This criticism continues including for refusing to police political speech on Facebook, its seemingly endless string of privacy breaches, and its apparent coziness of late with the Trump administration.
One of the platform’s most prominent critics, somewhat unexpectedly, has become comic, writer, and actor Sacha Baron Cohen. Indeed, his persuasive speech to the Anti-Defamation League in November, characterizing Facebook as the “greatest propaganda machine in history,” quickly went viral. (We republished it here.)

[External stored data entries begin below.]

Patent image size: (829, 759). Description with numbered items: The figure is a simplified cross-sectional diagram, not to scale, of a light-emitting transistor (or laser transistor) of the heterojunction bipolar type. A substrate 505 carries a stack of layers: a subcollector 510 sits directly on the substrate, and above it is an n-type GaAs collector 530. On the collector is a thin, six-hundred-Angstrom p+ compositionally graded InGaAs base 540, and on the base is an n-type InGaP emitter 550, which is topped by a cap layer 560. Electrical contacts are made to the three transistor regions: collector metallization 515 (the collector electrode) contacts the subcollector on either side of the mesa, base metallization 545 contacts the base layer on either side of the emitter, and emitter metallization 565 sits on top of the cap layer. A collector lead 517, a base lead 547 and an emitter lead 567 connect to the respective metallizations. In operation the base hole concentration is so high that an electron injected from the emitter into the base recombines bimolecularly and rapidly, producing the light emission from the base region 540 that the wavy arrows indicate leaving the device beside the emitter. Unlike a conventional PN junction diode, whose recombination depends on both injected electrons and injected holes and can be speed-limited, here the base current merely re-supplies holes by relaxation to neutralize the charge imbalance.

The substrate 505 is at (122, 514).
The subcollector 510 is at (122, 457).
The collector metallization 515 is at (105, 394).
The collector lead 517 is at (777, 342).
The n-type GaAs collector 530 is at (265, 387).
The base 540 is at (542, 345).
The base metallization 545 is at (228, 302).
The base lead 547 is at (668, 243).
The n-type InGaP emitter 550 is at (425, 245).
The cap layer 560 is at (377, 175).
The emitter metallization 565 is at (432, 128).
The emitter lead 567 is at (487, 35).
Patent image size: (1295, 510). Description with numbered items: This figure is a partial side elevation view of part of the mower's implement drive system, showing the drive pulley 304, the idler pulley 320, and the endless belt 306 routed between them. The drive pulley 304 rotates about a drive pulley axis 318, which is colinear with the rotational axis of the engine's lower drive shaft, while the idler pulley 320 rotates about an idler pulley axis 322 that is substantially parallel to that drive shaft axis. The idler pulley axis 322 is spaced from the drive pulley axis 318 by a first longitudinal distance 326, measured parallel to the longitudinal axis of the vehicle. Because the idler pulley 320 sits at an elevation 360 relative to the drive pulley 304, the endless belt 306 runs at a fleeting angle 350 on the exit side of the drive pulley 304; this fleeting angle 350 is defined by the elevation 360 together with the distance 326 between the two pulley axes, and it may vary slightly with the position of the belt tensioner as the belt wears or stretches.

Baron Cohen isn’t done railing against Zuckerberg, however. Yesterday, he tweeted in frustration, “We don’t let one person control the water for 2.5 billion people. We don’t make one person control electricity for 2.5 billion people. Why do we let one man control the information seen by 2.5 billion people? Facebook needs to be regulated by governments, not ruled by an emperor!
It was short, sweet, and to the point (and presumably gave Cohen a lift).
To which Vitalik says regulation by governments is also dangerously close to being “controlled by 1 person”.
Elon Musk, who always spoke his mind, has been encouraged of late thanks to the skyrocketing value of Tesla. But Musk has long been a critic of Facebook, tweeting in 2018 after deleting his companies’ Facebook pages that he doesn’t “as Facebook gives me the willies. Sorry.”
Musk and Zuckerberg have butted heads in the past over the future of artificial intelligence, too, with Musk calling Zuckerberg’s understanding of the future of AI “limited” in 2017.